Hoy contemplamos en la Liturgia el mismo evangelio de ayer. ¡Coincidencias de este Adviento! Seguro que es para atender mejor a lo que nos presenta el Señor con su Palabra. En el evangelio de la Visitación, contemplamos a María como portadora del Rey de las naciones, aquel que une lo que está dividido, que viene a sanar y reconciliar. María no solo lleva a Cristo en su vientre, sino que su visita a Isabel es signo de la acción salvadora y unificadora de Dios: dos mujeres se encuentran, dos vidas se tocan, y la alegría desborda porque la promesa de Dios está viva y activa.
La antífona de hoy proclama: “Oh Rey de las naciones y Deseado de los pueblos, piedra angular de la Iglesia: ven y salva al hombre que formaste del barro”. Cristo es el Rey que viene a unir, no con un poder opresivo, sino con un amor que da vida. María e Isabel, junto con los hijos que llevan en su seno, simbolizan la humanidad reconciliada: la anciana y la joven, el tiempo antiguo y lo nuevo que comienza. Cristo es la piedra angular que sostiene y da sentido a la historia, uniendo lo que estaba fragmentado.
Aquí resuena el Salmo 79 que proclamamos en la Eucaristía de este IV Domingo de Adviento, donde el salmista clama: “Ven a visitar tu viña”, refiriéndose al pueblo de Israel, a la humanidad herida que necesita ser cuidada, restaurada y salvada. En María, Dios mismo visita su viña, su pueblo amado, de una manera definitiva: Cristo viene a salvarnos. María es la viña fecunda que responde a Dios con su “sí”, permitiendo que el Rey esperado nazca y traiga vida.
El salmo continúa: “Que tu mano proteja a tu escogido”. En Jesús, Dios ha enviado a su “escogido”, al Hijo del Hombre fortalecido, quien con su poder y amor nos rescata de la división, de la soledad y del pecado. La súplica del salmista –“Ven a salvarnos”– se cumple plenamente en la llegada de Cristo, Rey de las naciones.

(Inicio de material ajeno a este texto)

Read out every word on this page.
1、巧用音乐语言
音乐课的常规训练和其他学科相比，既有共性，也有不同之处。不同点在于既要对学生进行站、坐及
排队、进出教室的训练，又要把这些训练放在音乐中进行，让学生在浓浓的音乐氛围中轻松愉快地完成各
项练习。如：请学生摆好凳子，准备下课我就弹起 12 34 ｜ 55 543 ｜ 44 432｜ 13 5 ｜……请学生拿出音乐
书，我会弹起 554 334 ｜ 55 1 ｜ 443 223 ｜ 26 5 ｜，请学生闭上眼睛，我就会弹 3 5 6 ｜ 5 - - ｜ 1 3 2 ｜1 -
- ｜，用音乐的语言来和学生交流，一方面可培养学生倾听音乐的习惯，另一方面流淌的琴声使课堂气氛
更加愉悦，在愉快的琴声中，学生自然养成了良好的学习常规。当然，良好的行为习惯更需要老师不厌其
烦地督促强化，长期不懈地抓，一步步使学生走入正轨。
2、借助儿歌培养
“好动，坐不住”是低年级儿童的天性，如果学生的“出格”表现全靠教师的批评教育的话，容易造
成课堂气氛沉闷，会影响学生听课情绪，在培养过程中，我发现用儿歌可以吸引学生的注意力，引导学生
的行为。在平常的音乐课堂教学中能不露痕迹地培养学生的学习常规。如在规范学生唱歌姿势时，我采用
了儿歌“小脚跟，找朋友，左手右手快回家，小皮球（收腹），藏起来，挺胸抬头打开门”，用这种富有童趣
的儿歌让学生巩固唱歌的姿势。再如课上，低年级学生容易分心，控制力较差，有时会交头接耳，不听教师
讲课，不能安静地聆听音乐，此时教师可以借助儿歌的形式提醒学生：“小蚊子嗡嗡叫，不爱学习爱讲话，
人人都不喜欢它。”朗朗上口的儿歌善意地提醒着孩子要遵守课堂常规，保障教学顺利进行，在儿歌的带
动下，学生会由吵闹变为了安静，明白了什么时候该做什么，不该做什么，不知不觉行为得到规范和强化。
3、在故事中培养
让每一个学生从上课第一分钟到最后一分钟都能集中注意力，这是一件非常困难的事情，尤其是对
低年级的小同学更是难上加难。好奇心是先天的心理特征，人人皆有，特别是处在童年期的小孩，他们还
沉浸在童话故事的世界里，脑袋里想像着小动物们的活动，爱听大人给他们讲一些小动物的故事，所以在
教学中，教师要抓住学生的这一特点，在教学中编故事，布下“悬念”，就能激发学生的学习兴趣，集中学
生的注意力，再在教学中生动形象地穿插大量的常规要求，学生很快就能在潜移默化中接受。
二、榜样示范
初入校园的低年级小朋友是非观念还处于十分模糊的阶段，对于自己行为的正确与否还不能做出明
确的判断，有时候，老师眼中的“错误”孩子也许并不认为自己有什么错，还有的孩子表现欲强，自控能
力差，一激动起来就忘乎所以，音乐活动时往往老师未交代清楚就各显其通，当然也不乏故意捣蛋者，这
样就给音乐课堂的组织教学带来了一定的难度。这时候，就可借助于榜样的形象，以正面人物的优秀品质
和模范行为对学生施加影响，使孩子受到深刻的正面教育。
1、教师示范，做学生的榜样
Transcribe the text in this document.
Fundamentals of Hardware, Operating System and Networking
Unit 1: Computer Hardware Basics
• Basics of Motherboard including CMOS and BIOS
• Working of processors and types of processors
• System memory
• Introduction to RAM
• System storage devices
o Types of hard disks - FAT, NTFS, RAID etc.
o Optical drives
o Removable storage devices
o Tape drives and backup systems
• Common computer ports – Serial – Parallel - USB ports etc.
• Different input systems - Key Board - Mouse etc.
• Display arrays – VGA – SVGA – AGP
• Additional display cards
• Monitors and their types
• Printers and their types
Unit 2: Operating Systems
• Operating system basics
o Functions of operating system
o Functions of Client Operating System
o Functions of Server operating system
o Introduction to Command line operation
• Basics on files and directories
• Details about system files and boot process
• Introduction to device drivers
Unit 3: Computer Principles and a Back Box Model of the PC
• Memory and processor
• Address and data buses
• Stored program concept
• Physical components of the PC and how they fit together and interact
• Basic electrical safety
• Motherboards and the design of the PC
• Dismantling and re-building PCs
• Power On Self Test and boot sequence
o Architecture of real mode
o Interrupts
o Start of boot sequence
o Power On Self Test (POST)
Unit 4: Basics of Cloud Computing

Este pasaje también nos interpela en nuestro día a día. ¿Cuántas veces vivimos en división interior, en conflictos con los demás, en una humanidad herida y fragmentada? Cristo viene como Rey de paz, como el Deseado que une lo disperso y reconstruye lo roto. María nos enseña que la verdadera alegría surge cuando acogemos al Rey de las naciones en nuestra vida y nos ponemos en camino hacia los demás, llevando consuelo y reconciliación.
Isabel exclama: “¡Bendita tú entre las mujeres, y bendito el fruto de tu vientre!”. Esa bendición no solo celebra la presencia de Cristo, sino la fe activa y generosa de María, que se convierte en instrumento del plan de Dios. También nosotros, en nuestras relaciones diarias, estamos llamados a ser constructores de unidad y testigos del Rey que salva.
¿Dónde necesito la paz y la reconciliación de Cristo en mi vida? ¿En qué situaciones puedo ser instrumento de su amor y su unidad? Clamemos juntos con el salmista: “Pastor de Israel, despierta tu poder y ven a salvarnos”, porque Cristo, el Rey de las naciones, viene a restaurar lo que está roto, a unir lo disperso y a darnos vida nueva. Que, como María, llevemos a los demás la presencia del que es nuestra verdadera paz.